The problem, as I said above, is that this arc went on way too long—four books of four issues each, plus a prologue that was released as a giveaway. Putting aside the fact that the series took five years to come out, and the specific problems with this comic being away from its present day timeline for so long, there simply isn’t any reason this story couldn’t have been told in half the space. I always love delving into the fun details and backstory of Astro City, but at a certain point you’ve got to put narrative economy ahead of playing in the sandbox. For that reason, I’m forced to lower the score, even though this individual issue provided a strong finale to the series. It’s just a finale that should have come sooner.

 

I, Zombie #1 (Vertigo, $1.00)
By Devon Sanders

“Zombie” is the new vampire. From the movies such as “28 Days Later” (Geeks and nerds, debate on your own time) to comics’ “The Walking Dead” and literature (Pride and Prejudice and Zombies), the zombie has become pop culture’s new “It” undead. So, with I, Zombie #1, we are introduced to a character so shockingly inevitable all I could do was shake my head and go, “I wish I’d thought of that.” The zombie “It” Girl. Her name is Gwen Dylan.

She is a gravedigger.

An attractive, platinum-haired woman with tired gray eyes stands in a graveyard, restlessly waiting for something. No; one thing, in particular. You see, it’s her “time of the month,” but we’ll have to get back to that later. For now, there’s a hole that needs filling. In another part of town, a were-terrier sits in a diner, patiently awaiting dinner with a zombie. As night falls, all thoughts turn to what to what’s to eat as earlier, dinner had been lovingly prepared. Back to the woman in the graveyard, brain in hand. She has a secret. She eats brains. And, in order to stay “alive” must consume one brain a month to avoid reverting back to her undead self. But see, there’s a catch: with every brain consumed, she takes on the deceased’s memories and this one screams, “murder,” Only after he’s laid to rest can she find peace so, until then… life’s on hold.

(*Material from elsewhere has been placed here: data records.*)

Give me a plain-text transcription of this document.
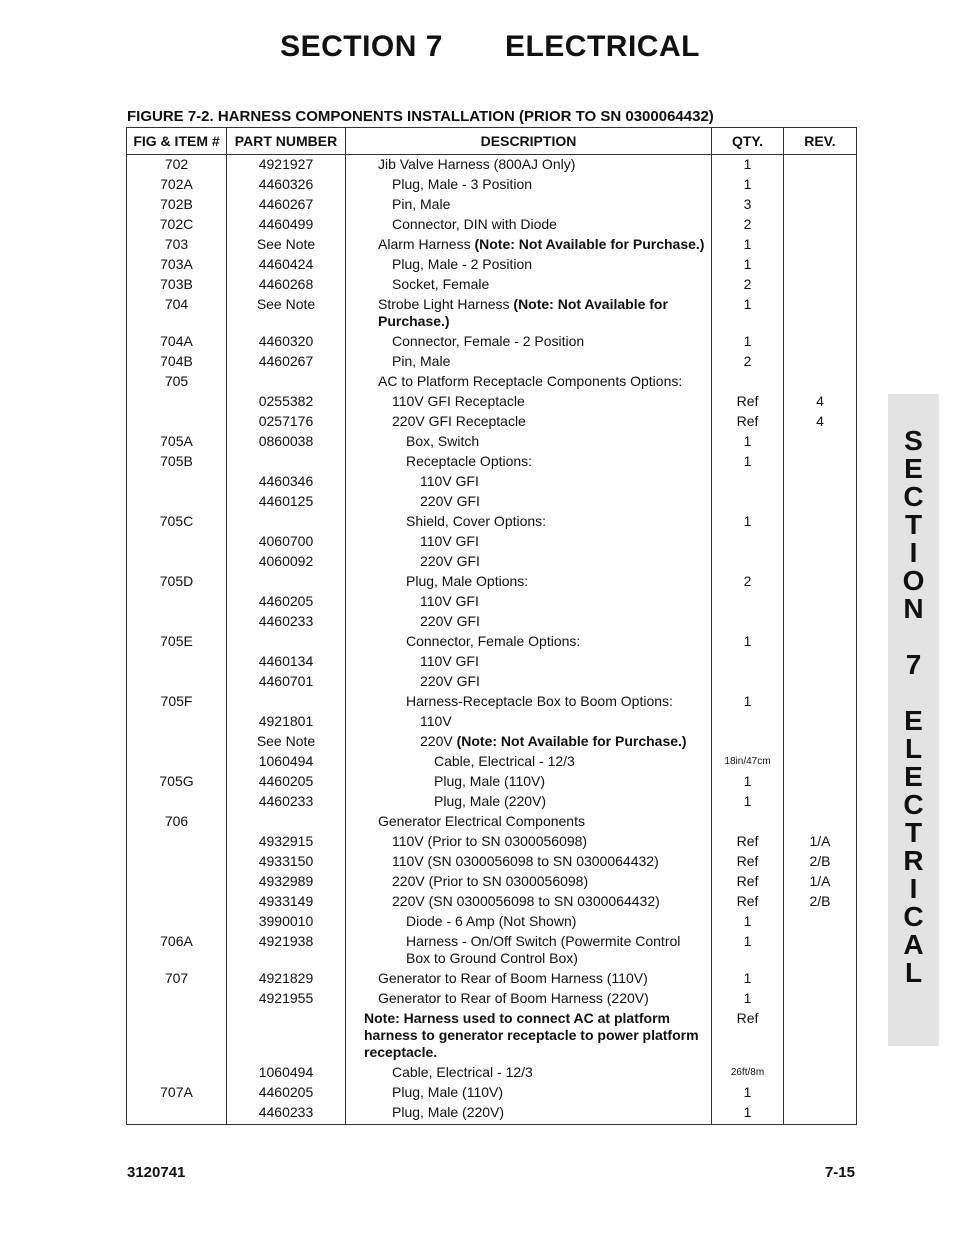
SECTION 7 ELECTRICAL
FIGURE 7-2. HARNESS COMPONENTS INSTALLATION (PRIOR TO SN 0300064432)
FIG & ITEM #	PART NUMBER	DESCRIPTION	QTY.	REV.
702	4921927	Jib Valve Harness (800AJ Only)	1	
702A	4460326	Plug, Male - 3 Position	1	
702B	4460267	Pin, Male	3	
702C	4460499	Connector, DIN with Diode	2	
703	See Note	Alarm Harness (Note: Not Available for Purchase.)	1	
703A	4460424	Plug, Male - 2 Position	1	
703B	4460268	Socket, Female	2	
704	See Note	Strobe Light Harness (Note: Not Available for Purchase.)	1	
704A	4460320	Connector, Female - 2 Position	1	
704B	4460267	Pin, Male	2	
705		AC to Platform Receptacle Components Options:		

	0255382	110V GFI Receptacle	Ref	4
	0257176	220V GFI Receptacle	Ref	4
705A	0860038	Box, Switch	1	
705B		Receptacle Options:	1	
	4460346	110V GFI		

	4460125	220V GFI		

705C		Shield, Cover Options:	1	
	4060700	110V GFI		

	4060092	220V GFI		

705D		Plug, Male Options:	2	
	4460205	110V GFI		

	4460233	220V GFI		

705E		Connector, Female Options:	1	
	4460134	110V GFI		

	4460701	220V GFI		

705F		Harness-Receptacle Box to Boom Options:	1	
	4921801	110V		

	See Note	220V (Note: Not Available for Purchase.)		

	1060494	Cable, Electrical - 12/3	18in/47cm	
705G	4460205	Plug, Male (110V)	1	
	4460233	Plug, Male (220V)	1	
706		Generator Electrical Components		

	4932915	110V (Prior to SN 0300056098)	Ref	1/A
	4933150	110V (SN 0300056098 to SN 0300064432)	Ref	2/B
	4932989	220V (Prior to SN 0300056098)	Ref	1/A
	4933149	220V (SN 0300056098 to SN 0300064432)	Ref	2/B
	3990010	Diode - 6 Amp (Not Shown)	1	
706A	4921938	Harness - On/Off Switch (Powermite Control Box to Ground Control Box)	1	
707	4921829	Generator to Rear of Boom Harness (110V)	1	
	4921955	Generator to Rear of Boom Harness (220V)	1	

		Note: Harness used to connect AC at platform harness to generator receptacle to power platform receptacle.	Ref	
	1060494	Cable, Electrical - 12/3	26ft/8m	
707A	4460205	Plug, Male (110V)	1	
	4460233	Plug, Male (220V)	1	
3120741	7-15
S
E
C
T
I
O
N
7
E
L
E
C
T
R
I
C
A
L
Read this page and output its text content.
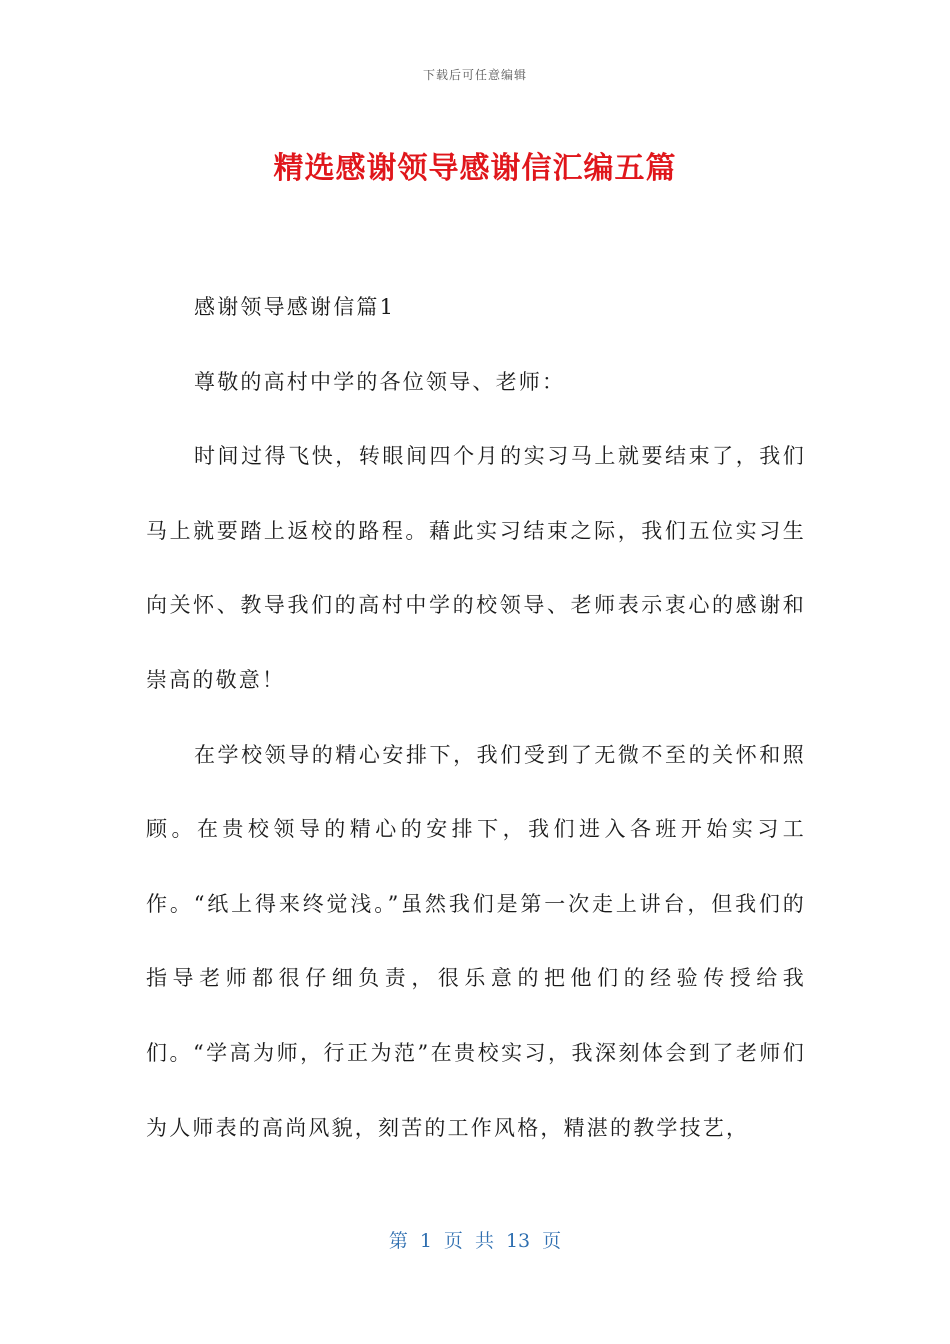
下载后可任意编辑
精选感谢领导感谢信汇编五篇

感谢领导感谢信篇1

尊敬的高村中学的各位领导、老师：

时间过得飞快，转眼间四个月的实习马上就要结束了，我们马上就要踏上返校的路程。藉此实习结束之际，我们五位实习生向关怀、教导我们的高村中学的校领导、老师表示衷心的感谢和崇高的敬意！

在学校领导的精心安排下，我们受到了无微不至的关怀和照顾。在贵校领导的精心的安排下，我们进入各班开始实习工作。“纸上得来终觉浅。”虽然我们是第一次走上讲台，但我们的指导老师都很仔细负责，很乐意的把他们的经验传授给我们。“学高为师，行正为范”在贵校实习，我深刻体会到了老师们为人师表的高尚风貌，刻苦的工作风格，精湛的教学技艺，

第 1 页 共 13 页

With writing, all at once, clever and considered, writer Chris Roberson (Cinderella: From Fabletown With Love) has created a tale lush with storytelling potential. My only concern is that it could easily crush itself under the weight of high concept alone but with Roberson’s clever dialogue and “turn-on-a-dime” plotting, this won’t come to pass anytime soon.

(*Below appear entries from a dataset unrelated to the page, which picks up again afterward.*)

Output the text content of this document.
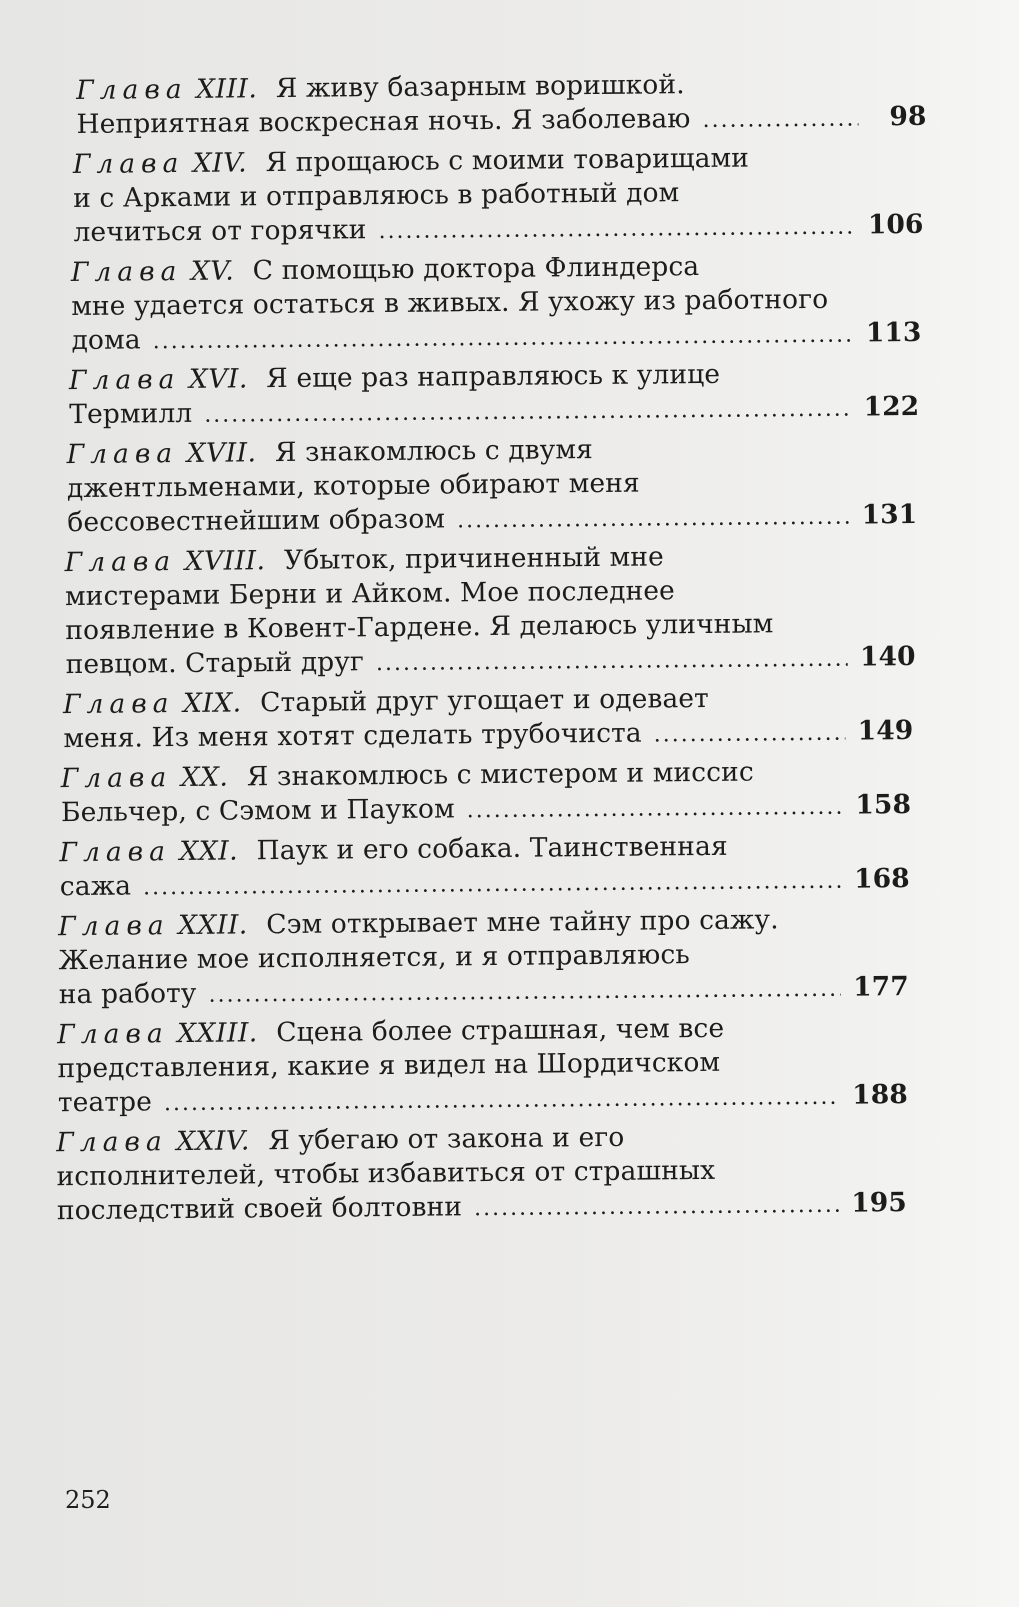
Глава XIII. Я живу базарным воришкой.
Неприятная воскресная ночь. Я заболеваю .....	98
Глава XIV. Я прощаюсь с моими товарищами
и с Арками и отправляюсь в работный дом
лечиться от горячки .....	106
Глава XV. С помощью доктора Флиндерса
мне удается остаться в живых. Я ухожу из работного
дома .....	113
Глава XVI. Я еще раз направляюсь к улице
Термилл .....	122
Глава XVII. Я знакомлюсь с двумя
джентльменами, которые обирают меня
бессовестнейшим образом .....	131
Глава XVIII. Убыток, причиненный мне
мистерами Берни и Айком. Мое последнее
появление в Ковент-Гардене. Я делаюсь уличным
певцом. Старый друг .....	140
Глава XIX. Старый друг угощает и одевает
меня. Из меня хотят сделать трубочиста .....	149
Глава XX. Я знакомлюсь с мистером и миссис
Бельчер, с Сэмом и Пауком .....	158
Глава XXI. Паук и его собака. Таинственная
сажа .....	168
Глава XXII. Сэм открывает мне тайну про сажу.
Желание мое исполняется, и я отправляюсь
на работу .....	177
Глава XXIII. Сцена более страшная, чем все
представления, какие я видел на Шордичском
театре .....	188
Глава XXIV. Я убегаю от закона и его
исполнителей, чтобы избавиться от страшных
последствий своей болтовни .....	195
252
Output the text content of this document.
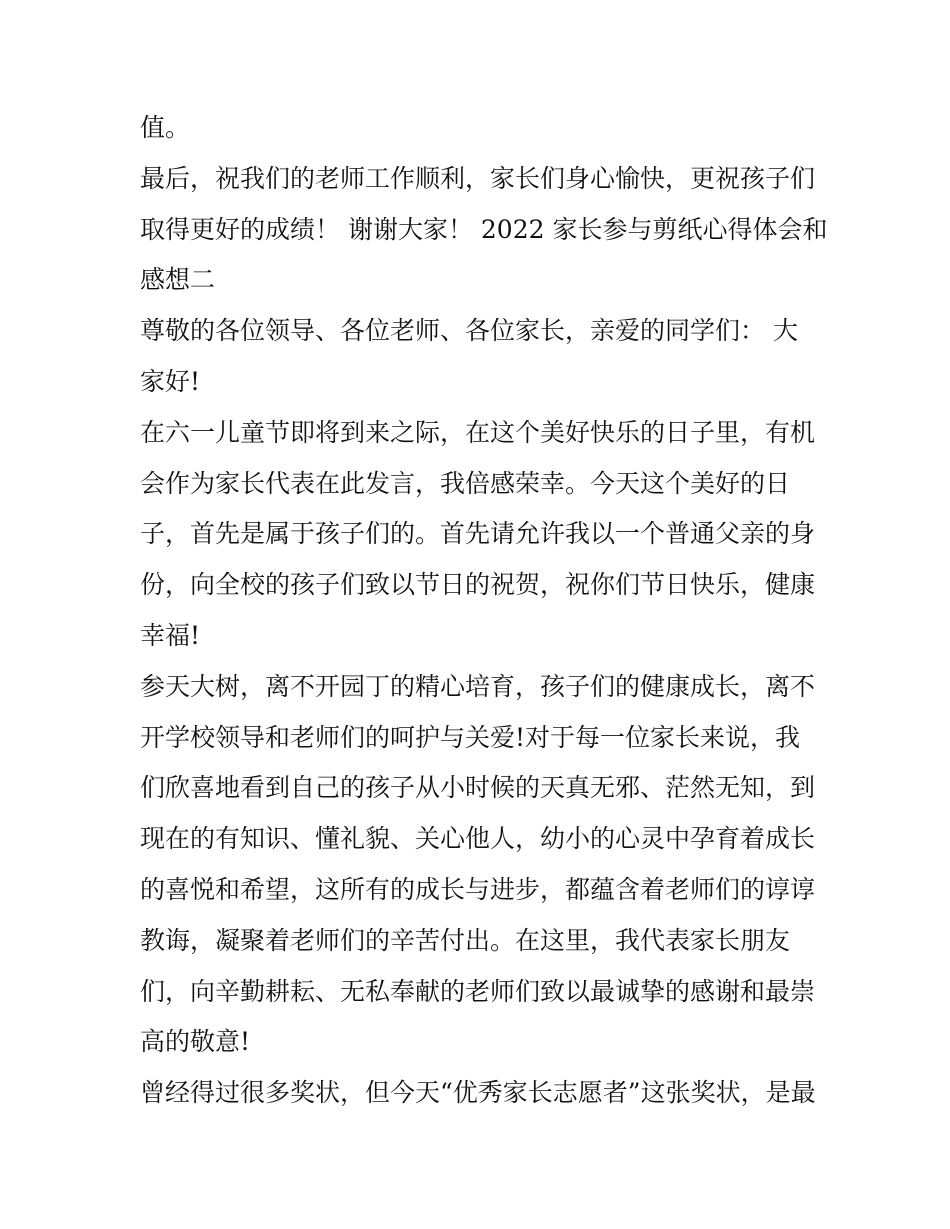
值。
最后，祝我们的老师工作顺利，家长们身心愉快，更祝孩子们
取得更好的成绩！ 谢谢大家！ 2022 家长参与剪纸心得体会和
感想二
尊敬的各位领导、各位老师、各位家长，亲爱的同学们： 大
家好!
在六一儿童节即将到来之际，在这个美好快乐的日子里，有机
会作为家长代表在此发言，我倍感荣幸。今天这个美好的日
子，首先是属于孩子们的。首先请允许我以一个普通父亲的身
份，向全校的孩子们致以节日的祝贺，祝你们节日快乐，健康
幸福!
参天大树，离不开园丁的精心培育，孩子们的健康成长，离不
开学校领导和老师们的呵护与关爱!对于每一位家长来说，我
们欣喜地看到自己的孩子从小时候的天真无邪、茫然无知，到
现在的有知识、懂礼貌、关心他人，幼小的心灵中孕育着成长
的喜悦和希望，这所有的成长与进步，都蕴含着老师们的谆谆
教诲，凝聚着老师们的辛苦付出。在这里，我代表家长朋友
们，向辛勤耕耘、无私奉献的老师们致以最诚挚的感谢和最崇
高的敬意!
曾经得过很多奖状，但今天“优秀家长志愿者”这张奖状，是最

Artist Mike Allred (Madman) is his usual incredible self, providing the eye with art full of lush penstrokes, fully realized backgrounds and character design. With Allred, you never see a wasted or superfluous line and in I, Zombie, he reinforces what I’ve believed for a good while now; that he’s become one of our master storytellers.

With a combination of brilliant concept and clever writing and Mike Allred’s beautiful artwork, I, Zombie #1 looks to be the start of something very, very good.